NAACCR-Compliant Cancer Registry Automation
Cancer registries are foundational to oncology surveillance, quality improvement, and clinical research, yet traditional registry abstraction remains one of healthcare's most labor-intensive processes, requiring certified tumor registrars to manually extract hundreds of data points from fragmented clinical documentation.

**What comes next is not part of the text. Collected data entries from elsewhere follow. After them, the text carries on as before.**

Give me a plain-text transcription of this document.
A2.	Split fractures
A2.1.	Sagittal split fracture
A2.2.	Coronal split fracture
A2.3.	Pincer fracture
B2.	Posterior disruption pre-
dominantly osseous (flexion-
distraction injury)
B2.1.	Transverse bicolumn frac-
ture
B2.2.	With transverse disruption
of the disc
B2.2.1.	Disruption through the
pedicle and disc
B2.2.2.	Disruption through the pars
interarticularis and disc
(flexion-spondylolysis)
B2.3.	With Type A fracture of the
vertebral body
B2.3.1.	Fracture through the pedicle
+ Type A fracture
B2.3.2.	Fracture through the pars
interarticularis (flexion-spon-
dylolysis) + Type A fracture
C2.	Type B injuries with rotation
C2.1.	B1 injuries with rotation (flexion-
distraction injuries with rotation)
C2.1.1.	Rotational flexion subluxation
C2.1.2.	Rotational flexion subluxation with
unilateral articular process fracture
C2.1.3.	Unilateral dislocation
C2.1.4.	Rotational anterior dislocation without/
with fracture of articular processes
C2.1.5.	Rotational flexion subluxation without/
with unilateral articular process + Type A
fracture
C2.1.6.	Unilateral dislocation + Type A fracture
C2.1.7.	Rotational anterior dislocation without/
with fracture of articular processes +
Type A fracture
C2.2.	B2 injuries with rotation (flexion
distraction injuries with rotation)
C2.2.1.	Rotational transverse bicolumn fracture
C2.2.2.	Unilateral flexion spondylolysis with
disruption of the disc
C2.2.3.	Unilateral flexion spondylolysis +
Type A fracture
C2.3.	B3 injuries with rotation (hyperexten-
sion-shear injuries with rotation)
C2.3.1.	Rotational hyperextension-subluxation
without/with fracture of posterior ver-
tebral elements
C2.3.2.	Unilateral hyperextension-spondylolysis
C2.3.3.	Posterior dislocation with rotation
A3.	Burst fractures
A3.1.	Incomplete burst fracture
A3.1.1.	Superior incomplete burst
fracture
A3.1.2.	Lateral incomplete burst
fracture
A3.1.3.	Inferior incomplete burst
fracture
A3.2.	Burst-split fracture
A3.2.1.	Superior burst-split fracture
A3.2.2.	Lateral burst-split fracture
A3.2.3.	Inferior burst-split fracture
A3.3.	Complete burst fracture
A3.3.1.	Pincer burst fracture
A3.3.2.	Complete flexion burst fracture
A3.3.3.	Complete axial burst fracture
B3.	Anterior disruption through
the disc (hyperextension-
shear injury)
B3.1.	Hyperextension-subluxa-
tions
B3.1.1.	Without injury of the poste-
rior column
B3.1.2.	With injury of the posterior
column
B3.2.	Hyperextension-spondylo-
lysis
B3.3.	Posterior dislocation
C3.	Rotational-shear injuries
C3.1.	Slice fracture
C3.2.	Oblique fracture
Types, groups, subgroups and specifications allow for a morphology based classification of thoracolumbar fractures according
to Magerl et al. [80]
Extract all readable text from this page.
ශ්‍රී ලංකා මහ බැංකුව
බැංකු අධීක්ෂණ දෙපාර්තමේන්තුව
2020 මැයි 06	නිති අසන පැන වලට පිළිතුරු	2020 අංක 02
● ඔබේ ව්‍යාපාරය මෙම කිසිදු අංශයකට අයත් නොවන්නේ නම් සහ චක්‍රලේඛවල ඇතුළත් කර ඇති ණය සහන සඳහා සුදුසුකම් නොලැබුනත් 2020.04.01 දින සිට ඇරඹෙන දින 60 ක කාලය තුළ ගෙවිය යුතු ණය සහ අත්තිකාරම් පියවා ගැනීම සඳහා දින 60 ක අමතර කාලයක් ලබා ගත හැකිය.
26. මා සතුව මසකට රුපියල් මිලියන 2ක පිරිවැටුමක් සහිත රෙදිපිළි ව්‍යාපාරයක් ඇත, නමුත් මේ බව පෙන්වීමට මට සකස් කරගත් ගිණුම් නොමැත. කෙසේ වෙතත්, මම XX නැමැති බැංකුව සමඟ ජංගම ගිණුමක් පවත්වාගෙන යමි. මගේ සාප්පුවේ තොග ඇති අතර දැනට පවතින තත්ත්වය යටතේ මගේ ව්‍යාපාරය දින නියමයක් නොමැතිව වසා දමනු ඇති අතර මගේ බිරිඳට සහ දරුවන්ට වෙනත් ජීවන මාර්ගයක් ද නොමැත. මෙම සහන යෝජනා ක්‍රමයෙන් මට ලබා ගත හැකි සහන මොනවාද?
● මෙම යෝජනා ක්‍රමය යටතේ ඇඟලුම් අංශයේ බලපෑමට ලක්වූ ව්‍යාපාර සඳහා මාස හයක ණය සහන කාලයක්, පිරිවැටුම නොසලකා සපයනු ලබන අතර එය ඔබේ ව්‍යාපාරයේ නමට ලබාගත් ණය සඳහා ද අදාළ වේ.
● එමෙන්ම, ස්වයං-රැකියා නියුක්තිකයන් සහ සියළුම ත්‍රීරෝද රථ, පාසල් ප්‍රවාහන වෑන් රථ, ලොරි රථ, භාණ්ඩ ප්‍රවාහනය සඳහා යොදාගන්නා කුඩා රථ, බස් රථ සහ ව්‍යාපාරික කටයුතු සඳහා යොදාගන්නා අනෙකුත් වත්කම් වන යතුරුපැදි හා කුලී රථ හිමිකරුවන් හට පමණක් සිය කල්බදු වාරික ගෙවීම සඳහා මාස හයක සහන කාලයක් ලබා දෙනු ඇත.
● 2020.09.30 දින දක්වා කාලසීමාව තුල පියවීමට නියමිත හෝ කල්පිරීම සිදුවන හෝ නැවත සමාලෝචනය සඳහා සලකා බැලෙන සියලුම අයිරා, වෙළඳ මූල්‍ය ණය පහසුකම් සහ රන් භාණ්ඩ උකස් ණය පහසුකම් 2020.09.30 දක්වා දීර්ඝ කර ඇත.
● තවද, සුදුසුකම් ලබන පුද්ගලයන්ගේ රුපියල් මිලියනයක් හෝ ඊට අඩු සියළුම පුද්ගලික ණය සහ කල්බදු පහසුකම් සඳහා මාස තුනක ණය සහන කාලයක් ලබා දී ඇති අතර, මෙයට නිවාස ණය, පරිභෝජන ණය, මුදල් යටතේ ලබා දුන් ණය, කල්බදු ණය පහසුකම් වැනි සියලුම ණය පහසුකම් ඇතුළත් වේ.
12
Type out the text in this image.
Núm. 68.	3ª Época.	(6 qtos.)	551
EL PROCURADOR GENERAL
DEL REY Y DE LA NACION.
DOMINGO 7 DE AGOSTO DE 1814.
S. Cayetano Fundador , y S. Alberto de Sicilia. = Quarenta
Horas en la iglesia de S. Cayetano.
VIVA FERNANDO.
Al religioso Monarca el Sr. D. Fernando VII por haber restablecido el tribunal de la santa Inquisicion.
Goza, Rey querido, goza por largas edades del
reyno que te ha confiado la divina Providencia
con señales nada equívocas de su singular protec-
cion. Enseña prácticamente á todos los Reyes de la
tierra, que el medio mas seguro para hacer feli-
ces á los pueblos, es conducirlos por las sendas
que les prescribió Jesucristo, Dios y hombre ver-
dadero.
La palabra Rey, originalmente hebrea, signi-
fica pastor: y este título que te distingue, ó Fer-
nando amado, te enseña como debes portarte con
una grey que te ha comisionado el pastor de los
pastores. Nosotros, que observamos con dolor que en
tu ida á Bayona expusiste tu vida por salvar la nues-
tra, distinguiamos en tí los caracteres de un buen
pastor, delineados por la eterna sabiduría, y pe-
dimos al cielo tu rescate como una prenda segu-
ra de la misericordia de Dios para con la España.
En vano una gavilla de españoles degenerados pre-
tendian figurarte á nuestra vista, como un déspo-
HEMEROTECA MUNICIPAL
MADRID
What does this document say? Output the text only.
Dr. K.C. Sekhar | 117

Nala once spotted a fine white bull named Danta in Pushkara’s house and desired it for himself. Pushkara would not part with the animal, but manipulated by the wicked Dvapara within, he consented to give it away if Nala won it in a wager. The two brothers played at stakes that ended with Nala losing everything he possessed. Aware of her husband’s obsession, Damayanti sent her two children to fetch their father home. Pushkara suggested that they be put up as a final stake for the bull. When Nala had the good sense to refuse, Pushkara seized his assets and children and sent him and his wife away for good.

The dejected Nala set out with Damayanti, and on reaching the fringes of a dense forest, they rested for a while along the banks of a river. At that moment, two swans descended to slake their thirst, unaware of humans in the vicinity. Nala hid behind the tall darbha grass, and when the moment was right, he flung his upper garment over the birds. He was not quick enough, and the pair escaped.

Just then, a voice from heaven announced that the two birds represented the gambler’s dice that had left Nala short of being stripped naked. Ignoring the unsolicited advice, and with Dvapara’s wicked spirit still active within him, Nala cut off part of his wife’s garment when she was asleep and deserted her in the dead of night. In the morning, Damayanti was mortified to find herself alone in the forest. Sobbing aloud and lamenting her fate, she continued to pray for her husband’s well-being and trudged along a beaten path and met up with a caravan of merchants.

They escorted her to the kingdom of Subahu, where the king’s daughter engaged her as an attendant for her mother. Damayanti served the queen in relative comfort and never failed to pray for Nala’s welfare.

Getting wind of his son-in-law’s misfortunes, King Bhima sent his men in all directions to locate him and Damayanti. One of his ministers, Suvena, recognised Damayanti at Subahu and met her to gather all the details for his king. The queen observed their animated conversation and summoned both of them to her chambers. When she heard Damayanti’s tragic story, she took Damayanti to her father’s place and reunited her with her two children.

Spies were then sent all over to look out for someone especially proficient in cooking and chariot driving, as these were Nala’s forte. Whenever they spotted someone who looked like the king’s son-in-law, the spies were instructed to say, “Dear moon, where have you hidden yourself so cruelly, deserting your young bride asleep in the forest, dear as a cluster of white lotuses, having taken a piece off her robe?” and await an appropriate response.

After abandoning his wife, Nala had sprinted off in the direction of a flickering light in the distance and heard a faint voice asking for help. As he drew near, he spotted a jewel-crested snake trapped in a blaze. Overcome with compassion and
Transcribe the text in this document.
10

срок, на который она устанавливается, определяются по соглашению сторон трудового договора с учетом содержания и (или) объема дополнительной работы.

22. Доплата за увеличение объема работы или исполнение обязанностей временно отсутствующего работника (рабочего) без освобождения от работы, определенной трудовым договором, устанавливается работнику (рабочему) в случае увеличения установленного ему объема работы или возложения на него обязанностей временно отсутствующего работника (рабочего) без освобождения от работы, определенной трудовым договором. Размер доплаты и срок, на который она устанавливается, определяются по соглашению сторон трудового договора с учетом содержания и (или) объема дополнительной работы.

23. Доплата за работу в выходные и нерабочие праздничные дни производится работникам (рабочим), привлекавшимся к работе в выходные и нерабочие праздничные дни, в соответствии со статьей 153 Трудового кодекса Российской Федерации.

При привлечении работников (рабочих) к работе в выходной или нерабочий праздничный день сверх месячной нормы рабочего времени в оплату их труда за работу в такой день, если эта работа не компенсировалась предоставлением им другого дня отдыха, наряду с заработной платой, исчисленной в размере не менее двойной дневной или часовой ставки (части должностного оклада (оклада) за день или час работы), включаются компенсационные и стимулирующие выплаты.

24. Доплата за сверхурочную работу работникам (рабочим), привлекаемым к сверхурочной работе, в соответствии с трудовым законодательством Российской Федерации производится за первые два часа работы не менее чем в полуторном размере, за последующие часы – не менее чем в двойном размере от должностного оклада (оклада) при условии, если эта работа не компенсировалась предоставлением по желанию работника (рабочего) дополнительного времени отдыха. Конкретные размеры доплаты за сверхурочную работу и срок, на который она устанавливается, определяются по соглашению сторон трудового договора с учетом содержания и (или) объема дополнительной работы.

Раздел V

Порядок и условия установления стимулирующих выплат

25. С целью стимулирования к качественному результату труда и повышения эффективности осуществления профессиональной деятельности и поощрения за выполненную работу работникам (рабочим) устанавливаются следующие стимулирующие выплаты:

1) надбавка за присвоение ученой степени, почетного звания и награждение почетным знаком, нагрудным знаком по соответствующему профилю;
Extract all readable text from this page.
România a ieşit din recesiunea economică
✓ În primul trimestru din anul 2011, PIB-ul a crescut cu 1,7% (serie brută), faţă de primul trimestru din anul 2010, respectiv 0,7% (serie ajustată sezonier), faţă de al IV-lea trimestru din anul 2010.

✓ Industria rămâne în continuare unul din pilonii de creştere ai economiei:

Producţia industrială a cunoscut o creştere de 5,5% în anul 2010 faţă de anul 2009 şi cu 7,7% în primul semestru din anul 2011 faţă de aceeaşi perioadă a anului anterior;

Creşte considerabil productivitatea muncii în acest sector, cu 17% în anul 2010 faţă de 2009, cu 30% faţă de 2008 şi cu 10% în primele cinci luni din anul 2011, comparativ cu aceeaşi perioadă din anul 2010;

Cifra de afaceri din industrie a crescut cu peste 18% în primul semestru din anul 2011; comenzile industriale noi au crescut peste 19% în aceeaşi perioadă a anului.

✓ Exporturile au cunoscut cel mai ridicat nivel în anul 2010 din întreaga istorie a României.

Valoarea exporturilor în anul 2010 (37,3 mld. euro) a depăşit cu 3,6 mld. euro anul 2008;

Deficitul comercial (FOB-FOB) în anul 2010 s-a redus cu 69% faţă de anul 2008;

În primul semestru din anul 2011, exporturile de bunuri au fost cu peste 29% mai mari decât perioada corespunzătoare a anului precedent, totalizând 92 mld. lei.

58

Patient Journey Intelligence transforms cancer registry operations from a manual burden into an automated, audit-ready workflow, using AI-powered case finding and clinical data extraction to reduce abstraction time by 80% while capturing more complete data faster than human abstractors working alone.
Key Capabilities
The Cancer Registry module provides six integrated capabilities that work together to automate the entire abstraction workflow, from initial case detection through regulatory submission.
Automated Case Finding
Multi-source detection: ICD-O-3 codes, pathology reports, radiology findings, treatment orders, death certificates
AJCC TNM Staging
Automated staging (AJCC 8th Edition), histology/grade extraction, biomarkers (ER, PR, HER2, PD-L1), lymph nodes, metastasis
Treatment Tracking
Surgical procedures, chemotherapy regimens, radiation therapy, immunotherapy, targeted therapy, clinical trials
Longitudinal Outcomes
Continuous monitoring: disease progression, recurrence, metastasis, survival status, quality of life indicators
Registrar Review Workflows
Evidence-based review interface, side-by-side source documents, confidence scoring, one-click corrections, audit trails
NAACCR Compliance
NAACCR v23 export, state registry submissions, SEER reporting, CoC accreditation, automated edit checks
The Cancer Registry Abstraction Challenge
Cancer registries are mandated infrastructure for accredited cancer programs, state public health surveillance, and national epidemiology through SEER and NAACCR. Yet maintaining these registries remains one of oncology's most resource-intensive operational challenges.
The Manual Abstraction Bottleneck
Cancer registry abstraction traditionally requires an average of 2 hours per case of manual chart review by certified tumor registrars, though complex cases can take significantly longer. For a health system with 2,000 new cancer cases annually, this represents 4,000 hours of specialized labor. At the national level, with approximately 2.1 million new cancer diagnoses projected in 2026, the United States requires roughly 4.2 million hours of manual cancer registry abstraction annually.
This massive labor requirement creates persistent challenges:
Case Identification Delays: Relying on ICD-10 diagnosis codes means cases often aren't identified until weeks after diagnosis, when billing codes are finalized. Critical staging information from early pathology reports and imaging studies may be documented long before structured codes appear in the EHR.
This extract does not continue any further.